2. RIGHT TO PRIVACY under Article 21 is also opening wide rights for persons not only in public paragraph state context but also in the civil and personal rights arena. A recent judgment of the supreme court in the case of Puttuswamy vs. Union of India declared the right to privacy is the fundamental right under Article 21 of the Indian constitution. If we interpret the legal sanctity of the pre-nuptial agreement based on this decision, there would be a new aspect for the pre-nuptial agreement would be opened. Because the marriage and the persons whose decision towards it, is private and one is free to make the decision about his life and can put the terms and conditions in the form of the agreement.

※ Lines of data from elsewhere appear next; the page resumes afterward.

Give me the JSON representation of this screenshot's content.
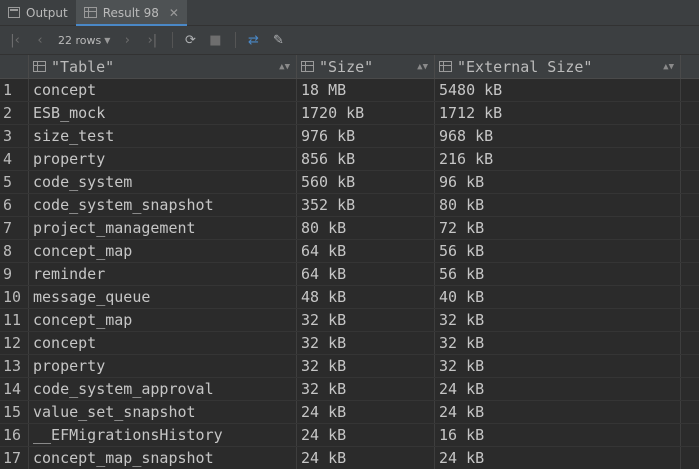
{
  "tabs": [
    {
      "label": "Output",
      "icon": "console-icon"
    },
    {
      "label": "Result 98",
      "icon": "table-icon",
      "close": "✕"
    }
  ],
  "toolbar": {
    "rows_label": "22 rows",
    "icons": [
      "first-page-icon",
      "prev-page-icon",
      "next-page-icon",
      "last-page-icon",
      "refresh-icon",
      "stop-icon",
      "compare-icon",
      "pin-icon"
    ]
  },
  "columns": [
    "\"Table\"",
    "\"Size\"",
    "\"External Size\""
  ],
  "rows": [
    {
      "n": "1",
      "table": "concept",
      "size": "18 MB",
      "ext": "5480 kB"
    },
    {
      "n": "2",
      "table": "ESB_mock",
      "size": "1720 kB",
      "ext": "1712 kB"
    },
    {
      "n": "3",
      "table": "size_test",
      "size": "976 kB",
      "ext": "968 kB"
    },
    {
      "n": "4",
      "table": "property",
      "size": "856 kB",
      "ext": "216 kB"
    },
    {
      "n": "5",
      "table": "code_system",
      "size": "560 kB",
      "ext": "96 kB"
    },
    {
      "n": "6",
      "table": "code_system_snapshot",
      "size": "352 kB",
      "ext": "80 kB"
    },
    {
      "n": "7",
      "table": "project_management",
      "size": "80 kB",
      "ext": "72 kB"
    },
    {
      "n": "8",
      "table": "concept_map",
      "size": "64 kB",
      "ext": "56 kB"
    },
    {
      "n": "9",
      "table": "reminder",
      "size": "64 kB",
      "ext": "56 kB"
    },
    {
      "n": "10",
      "table": "message_queue",
      "size": "48 kB",
      "ext": "40 kB"
    },
    {
      "n": "11",
      "table": "concept_map",
      "size": "32 kB",
      "ext": "32 kB"
    },
    {
      "n": "12",
      "table": "concept",
      "size": "32 kB",
      "ext": "32 kB"
    },
    {
      "n": "13",
      "table": "property",
      "size": "32 kB",
      "ext": "32 kB"
    },
    {
      "n": "14",
      "table": "code_system_approval",
      "size": "32 kB",
      "ext": "24 kB"
    },
    {
      "n": "15",
      "table": "value_set_snapshot",
      "size": "24 kB",
      "ext": "24 kB"
    },
    {
      "n": "16",
      "table": "__EFMigrationsHistory",
      "size": "24 kB",
      "ext": "16 kB"
    },
    {
      "n": "17",
      "table": "concept_map_snapshot",
      "size": "24 kB",
      "ext": "24 kB"
    }
  ]
}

3. INDIAN CONTRACT ACT,1872 in some ways gives legal backing to the valid prenuptial agreement. In various case laws, the judiciary applies the provisions of the contract act to examine the validity of the agreement, and only if the agreement fulfills the conditions of a valid contract under section 10, the pre-nuptial agreement would be valid. Firstly, the agreement must be between the legally major parties, there must be free consent and the consideration must not be against the public policy. In Tekait Mon Mohini Jemadai v. Basanta Kumar Singh case, the parents of the husband as a minor husband also signed the pre-marriage agreement stating that he would reside in the house of his mother-in-law and would abide by the instructions of his mother-in-law. But, after living for about 15 years as such, the husband left his mother-in-law’s residence and demanded that his wife resides with him in his residence. The Calcutta High Court relied on the Sheonarain case and some foreign judgments and held that the agreement was invalid due to opposed to public policy because it restricts the marital rights of the husband and, he was minor at the time of signing the agreement. The court indirectly had accepted that if the contract would not have been against the public policy, then it could be valid.
Conclusion
Yet there are no concrete views of the Apex court on the issue but still the jurisprudence of the pre-nuptial agreement adapting in India by the well-educated society although the rural part of India is still far from this new emerging concept. There may be clauses about assets, spousal rights, clauses related to children, etc. given in the agreement within limitations of the Indian Contract Act, 1872, to ensure the validity and enforceability of the agreement. The evolution of judicial precedents may be a torchbearer in grounding the jurisprudence of pre-marriage agreements. But a legal step must be taken by the legislature to give the clarity and specification with the legalisation of the concept of the pre-nuptial agreement.